Os critérios definidos para a co-participação (testagem particular e voluntária, viagens de carácter pessoal) são utilizados em todos os países, não somos a excepção.
Só assim, conseguiremos, de facto, testar os sintomáticos, os contactos dos positivos, os profissionais, garantir alguma sustentabilidade e disponibilidade de testagem para as actividades essenciais, em que, claramente, não se incluem as viagens particulares.
Não temos condições económicas para testar toda a população. Logo, é preciso definir-se os critérios para esse efeito. Foi feito e bem feito.
Temos de ter a coragem de assumir, pela escassez de recursos financeiros e humanos, porque a desnutrição (fome), a malária, a tuberculose e o VIH/SIDA continuam a matar todos os dias muitos angolanos, mais do que a Covid-19. Os nossos maiores inimigos são bem visíveis e bem mais baratos de serem vencidos.
A REFORMA iniciou-se também ao serem seleccionados apenas alguns laboratórios privados para a testagem da SARS COV2. Um processo iniciado em Luanda (8 em mais de 100 Laboratórios) e que deverá ser extensivo às restantes províncias, dentro dos mesmos requisitos e critérios.
O valor dos testes laboratoriais mede-se pela sua acurácia (sensibilidade e especificidade).
O custo dos testes laboratoriais é elevado. A cadeia de necessidades para um resultado laboratorial de confiança exige desde tecnologia e metodologia certificada (equipamentos), insumos (reagentes e material de colheita), manutenção permanente dos equipamentos, bem como a validação médica e especializada dos resultados, num enquadramento clínico.
Toda a cadeia de necessidades (reagentes, controlos, calibradores, material de colheita) é adquirida por importação (preço dependente da constante depreciação do Kwanza), tal como o custo elevado dos equipamentos e das manutenções, pelo que o preço final dum exame laboratorial é sempre elevado.
O desafio da pandemia destapou, finalmente, a necessidade de se certificar o acto da Medicina Laboratorial, dando finalmente início à legislação para esse efeito. É preciso REFORMAR o acto laboratorial. 70% das decisões clínicas advêm de resultados de análises clínicas. E todos conhecemos o impacto de resultados não validados por competência médica e especializada.
Para o diagnóstico da SARS COV2, existem duas abordagens:
1 - Pesquisa directa por métodos de biologia molecular, com pesquisa por identificação do material genético do vírus, sendo a PCR-RT o mais famoso método em uso; existem também no mercado, mas com menos acurácia, a pesquisa directa de antigénios virais, na maioria por ELISA, havendo também por metodologia molecular, contudo ainda em processo de certificação pelas autoridades competentes (INIS/MINSA);
2 - Pesquisa indirecta, pela pesquisa de anticorpos IgG e IgM por métodos de ELISA qualitativos (testes de imunocromatografia rápidos) e os testes quantitativos por variadas metodologias ELISA (ELFA, quimioluminescência).

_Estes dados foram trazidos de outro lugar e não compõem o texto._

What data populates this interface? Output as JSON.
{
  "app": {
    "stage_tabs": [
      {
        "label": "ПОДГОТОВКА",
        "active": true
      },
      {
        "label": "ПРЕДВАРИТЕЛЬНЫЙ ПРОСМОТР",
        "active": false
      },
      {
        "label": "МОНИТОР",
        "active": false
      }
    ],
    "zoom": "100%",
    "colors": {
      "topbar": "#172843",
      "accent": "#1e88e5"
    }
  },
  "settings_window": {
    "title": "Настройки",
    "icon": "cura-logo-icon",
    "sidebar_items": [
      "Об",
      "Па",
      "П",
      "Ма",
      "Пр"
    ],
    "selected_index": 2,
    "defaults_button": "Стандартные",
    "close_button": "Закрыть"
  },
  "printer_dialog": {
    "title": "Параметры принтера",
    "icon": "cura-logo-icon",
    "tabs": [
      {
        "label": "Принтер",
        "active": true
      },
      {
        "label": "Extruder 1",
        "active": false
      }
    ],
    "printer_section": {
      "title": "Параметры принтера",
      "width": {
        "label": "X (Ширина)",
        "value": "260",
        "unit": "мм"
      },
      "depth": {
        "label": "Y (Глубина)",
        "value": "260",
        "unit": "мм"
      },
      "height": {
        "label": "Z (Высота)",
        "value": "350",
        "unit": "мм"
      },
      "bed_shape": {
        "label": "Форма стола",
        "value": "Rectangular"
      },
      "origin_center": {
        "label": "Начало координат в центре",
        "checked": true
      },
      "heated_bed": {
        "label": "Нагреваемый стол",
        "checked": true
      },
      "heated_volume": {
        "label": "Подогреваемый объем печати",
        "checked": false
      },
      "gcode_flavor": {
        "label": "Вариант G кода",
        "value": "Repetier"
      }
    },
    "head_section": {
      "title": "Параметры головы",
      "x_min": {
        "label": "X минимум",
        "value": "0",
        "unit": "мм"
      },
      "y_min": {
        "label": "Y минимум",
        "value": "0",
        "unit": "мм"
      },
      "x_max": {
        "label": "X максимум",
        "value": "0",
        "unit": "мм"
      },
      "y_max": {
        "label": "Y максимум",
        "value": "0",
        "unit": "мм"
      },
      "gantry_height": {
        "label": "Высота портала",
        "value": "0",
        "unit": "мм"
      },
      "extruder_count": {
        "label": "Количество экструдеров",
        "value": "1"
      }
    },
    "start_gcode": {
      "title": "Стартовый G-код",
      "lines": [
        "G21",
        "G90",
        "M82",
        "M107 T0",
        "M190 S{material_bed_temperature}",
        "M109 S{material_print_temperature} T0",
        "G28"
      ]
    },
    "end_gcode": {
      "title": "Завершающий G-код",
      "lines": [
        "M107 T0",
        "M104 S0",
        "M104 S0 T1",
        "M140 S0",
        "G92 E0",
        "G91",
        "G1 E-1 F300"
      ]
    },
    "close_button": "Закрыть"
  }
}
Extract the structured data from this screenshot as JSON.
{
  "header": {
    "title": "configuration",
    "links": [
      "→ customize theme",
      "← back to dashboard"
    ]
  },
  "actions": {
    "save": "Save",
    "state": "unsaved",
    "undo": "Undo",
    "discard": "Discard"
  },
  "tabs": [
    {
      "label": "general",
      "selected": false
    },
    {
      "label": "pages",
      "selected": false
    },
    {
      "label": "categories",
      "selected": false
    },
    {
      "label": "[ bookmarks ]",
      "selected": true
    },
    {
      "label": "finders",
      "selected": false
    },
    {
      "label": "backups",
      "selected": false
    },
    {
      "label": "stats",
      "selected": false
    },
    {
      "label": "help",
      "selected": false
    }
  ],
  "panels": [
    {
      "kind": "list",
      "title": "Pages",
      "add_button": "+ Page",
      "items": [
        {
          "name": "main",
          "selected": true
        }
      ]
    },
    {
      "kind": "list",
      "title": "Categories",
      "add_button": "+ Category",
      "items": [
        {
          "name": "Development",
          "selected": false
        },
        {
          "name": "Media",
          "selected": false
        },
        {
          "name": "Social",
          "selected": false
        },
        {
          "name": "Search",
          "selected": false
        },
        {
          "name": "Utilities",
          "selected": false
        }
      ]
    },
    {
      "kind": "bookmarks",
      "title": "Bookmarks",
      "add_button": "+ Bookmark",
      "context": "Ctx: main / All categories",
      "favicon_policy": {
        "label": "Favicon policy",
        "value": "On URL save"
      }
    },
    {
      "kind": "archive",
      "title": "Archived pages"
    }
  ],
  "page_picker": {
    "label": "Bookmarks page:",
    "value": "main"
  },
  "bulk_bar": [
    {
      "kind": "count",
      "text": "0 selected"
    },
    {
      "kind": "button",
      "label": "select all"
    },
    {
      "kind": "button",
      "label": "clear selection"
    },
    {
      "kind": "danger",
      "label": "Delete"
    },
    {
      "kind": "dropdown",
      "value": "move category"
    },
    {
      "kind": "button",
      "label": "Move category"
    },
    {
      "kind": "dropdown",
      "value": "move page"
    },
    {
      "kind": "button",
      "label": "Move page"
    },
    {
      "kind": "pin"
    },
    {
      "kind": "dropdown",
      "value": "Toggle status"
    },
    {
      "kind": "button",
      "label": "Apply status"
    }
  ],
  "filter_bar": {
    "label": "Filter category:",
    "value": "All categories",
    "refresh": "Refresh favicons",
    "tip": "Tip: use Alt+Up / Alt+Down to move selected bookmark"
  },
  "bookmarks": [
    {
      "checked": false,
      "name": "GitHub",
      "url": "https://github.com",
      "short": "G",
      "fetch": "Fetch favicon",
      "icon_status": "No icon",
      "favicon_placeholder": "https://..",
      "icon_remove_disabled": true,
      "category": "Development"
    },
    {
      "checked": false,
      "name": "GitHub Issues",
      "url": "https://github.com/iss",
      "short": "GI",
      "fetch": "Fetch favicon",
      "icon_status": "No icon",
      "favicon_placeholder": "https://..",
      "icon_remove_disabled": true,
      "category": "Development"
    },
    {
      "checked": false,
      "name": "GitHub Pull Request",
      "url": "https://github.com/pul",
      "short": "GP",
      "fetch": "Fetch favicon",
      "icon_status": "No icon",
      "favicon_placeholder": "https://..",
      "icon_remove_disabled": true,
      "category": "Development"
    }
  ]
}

Todos os testes podem apresentar falsos negativos.
O método de PCR-RT é o melhor marcador para a infecção primária e com maior acurácia.

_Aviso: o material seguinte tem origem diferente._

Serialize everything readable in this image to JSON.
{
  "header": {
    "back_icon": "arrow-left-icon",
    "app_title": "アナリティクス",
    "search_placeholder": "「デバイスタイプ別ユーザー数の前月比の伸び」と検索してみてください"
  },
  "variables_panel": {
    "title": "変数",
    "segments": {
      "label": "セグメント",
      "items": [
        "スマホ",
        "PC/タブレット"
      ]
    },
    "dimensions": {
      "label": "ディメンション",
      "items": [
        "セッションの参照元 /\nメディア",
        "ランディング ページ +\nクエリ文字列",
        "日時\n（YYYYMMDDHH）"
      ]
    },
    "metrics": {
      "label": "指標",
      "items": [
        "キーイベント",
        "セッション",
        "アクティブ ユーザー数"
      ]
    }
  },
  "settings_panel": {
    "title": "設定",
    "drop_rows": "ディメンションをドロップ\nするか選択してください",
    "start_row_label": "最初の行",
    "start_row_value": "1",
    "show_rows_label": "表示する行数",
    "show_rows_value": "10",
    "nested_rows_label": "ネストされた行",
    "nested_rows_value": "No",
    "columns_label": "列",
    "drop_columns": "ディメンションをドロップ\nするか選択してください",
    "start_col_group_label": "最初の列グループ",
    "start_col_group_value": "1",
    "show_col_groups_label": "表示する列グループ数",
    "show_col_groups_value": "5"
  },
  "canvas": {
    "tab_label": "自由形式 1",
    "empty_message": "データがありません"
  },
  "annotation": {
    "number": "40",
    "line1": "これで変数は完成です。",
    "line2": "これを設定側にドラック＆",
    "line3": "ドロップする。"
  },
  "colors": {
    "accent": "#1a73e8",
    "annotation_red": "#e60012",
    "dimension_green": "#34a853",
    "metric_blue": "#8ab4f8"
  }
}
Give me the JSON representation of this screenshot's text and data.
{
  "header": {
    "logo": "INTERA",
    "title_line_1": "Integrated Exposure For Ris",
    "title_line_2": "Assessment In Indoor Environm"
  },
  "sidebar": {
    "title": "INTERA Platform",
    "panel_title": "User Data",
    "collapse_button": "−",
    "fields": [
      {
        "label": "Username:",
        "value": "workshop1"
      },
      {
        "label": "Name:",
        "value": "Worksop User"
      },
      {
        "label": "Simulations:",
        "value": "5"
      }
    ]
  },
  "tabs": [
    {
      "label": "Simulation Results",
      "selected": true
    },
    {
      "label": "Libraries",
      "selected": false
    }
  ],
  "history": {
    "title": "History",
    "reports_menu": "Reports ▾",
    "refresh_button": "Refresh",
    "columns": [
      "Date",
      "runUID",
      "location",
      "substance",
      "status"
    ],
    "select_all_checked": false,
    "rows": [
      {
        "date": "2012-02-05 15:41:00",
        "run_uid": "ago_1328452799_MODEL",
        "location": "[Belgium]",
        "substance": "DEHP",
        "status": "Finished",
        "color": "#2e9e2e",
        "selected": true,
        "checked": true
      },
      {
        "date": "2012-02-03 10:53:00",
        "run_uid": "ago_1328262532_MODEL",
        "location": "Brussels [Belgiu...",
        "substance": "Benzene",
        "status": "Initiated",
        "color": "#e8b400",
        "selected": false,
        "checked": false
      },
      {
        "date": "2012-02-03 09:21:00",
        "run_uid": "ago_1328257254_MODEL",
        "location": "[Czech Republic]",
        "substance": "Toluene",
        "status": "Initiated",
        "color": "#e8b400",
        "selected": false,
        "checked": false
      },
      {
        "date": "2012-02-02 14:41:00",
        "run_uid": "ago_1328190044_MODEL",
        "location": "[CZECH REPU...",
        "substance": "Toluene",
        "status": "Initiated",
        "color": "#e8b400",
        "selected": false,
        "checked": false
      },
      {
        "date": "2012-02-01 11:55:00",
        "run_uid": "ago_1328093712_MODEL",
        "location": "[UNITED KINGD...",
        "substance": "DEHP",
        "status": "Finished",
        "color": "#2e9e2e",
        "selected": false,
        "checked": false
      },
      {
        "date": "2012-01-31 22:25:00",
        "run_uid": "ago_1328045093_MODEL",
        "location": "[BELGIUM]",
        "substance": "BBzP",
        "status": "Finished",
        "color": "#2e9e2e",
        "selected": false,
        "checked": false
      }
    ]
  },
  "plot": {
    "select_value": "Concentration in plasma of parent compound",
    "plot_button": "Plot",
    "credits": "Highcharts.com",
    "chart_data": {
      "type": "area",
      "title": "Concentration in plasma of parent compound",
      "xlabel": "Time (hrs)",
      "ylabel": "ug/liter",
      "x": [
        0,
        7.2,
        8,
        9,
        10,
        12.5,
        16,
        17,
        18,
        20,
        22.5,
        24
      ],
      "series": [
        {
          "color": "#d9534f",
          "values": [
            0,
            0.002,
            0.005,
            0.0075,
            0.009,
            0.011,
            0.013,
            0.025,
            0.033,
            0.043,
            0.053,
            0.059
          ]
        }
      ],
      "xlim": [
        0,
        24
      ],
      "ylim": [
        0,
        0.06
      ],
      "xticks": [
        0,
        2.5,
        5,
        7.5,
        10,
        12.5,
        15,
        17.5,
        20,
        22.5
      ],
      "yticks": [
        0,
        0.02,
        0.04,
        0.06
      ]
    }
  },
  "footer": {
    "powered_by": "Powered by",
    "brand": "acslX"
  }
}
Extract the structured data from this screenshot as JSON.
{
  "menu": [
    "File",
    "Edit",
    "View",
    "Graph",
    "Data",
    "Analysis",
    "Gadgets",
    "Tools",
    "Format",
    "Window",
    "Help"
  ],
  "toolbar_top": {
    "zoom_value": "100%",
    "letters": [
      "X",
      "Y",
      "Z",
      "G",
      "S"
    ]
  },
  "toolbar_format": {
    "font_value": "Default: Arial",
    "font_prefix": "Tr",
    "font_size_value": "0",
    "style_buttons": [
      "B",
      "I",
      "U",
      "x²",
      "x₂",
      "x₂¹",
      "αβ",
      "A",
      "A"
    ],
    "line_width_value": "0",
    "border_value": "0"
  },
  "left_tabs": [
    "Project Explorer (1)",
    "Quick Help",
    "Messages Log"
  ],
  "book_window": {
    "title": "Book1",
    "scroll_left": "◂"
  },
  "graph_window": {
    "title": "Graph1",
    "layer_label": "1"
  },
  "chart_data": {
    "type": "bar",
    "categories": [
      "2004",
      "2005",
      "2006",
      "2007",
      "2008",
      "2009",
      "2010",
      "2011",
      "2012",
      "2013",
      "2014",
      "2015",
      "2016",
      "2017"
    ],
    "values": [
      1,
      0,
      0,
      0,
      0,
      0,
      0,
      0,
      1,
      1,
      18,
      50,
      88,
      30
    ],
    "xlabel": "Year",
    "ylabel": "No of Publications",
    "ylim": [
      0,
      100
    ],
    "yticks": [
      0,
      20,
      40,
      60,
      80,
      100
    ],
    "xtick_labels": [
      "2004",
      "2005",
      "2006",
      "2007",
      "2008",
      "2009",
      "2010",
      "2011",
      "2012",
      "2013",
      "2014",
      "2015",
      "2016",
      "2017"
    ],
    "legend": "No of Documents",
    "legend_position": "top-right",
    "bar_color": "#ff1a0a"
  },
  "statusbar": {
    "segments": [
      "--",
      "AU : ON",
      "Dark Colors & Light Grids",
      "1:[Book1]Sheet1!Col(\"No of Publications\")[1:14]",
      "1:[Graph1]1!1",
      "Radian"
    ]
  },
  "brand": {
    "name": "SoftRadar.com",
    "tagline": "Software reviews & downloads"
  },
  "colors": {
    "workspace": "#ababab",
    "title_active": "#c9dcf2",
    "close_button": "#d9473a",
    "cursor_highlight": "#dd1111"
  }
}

Os testes serológicos qualitativos e quantitativos permitem o diagnóstico de quadros clínicos tardios (evolução após o 5.º - 8.º dia) e são os utilizados para o rastreamento de populações, pela sua rapidez e menor custo, pese ter menor sensibilidade e especificidade, logo com algumas limitações na interpretação dos resultados (contexto clínico e epidemiológico).
Iniciado o desafio da REFORMA, é hora de se iniciar também o uso das Taxas Moderadoras, por ser uma ferramenta de justiça social (salvaguardando as devidas excepções e isenções) e de equilíbrio entre as unidades sanitárias (sustentabilidade) e os serviços prestados entre o público e o privado.
A hora é esta de REFORMAR, e a SARS COV2 está-nos a dar esta oportunidade.
Reformar o SNS é um imperativo para a sobrevivência dos angolanos.
Somos capazes. A hora tem de ser esta. Agora!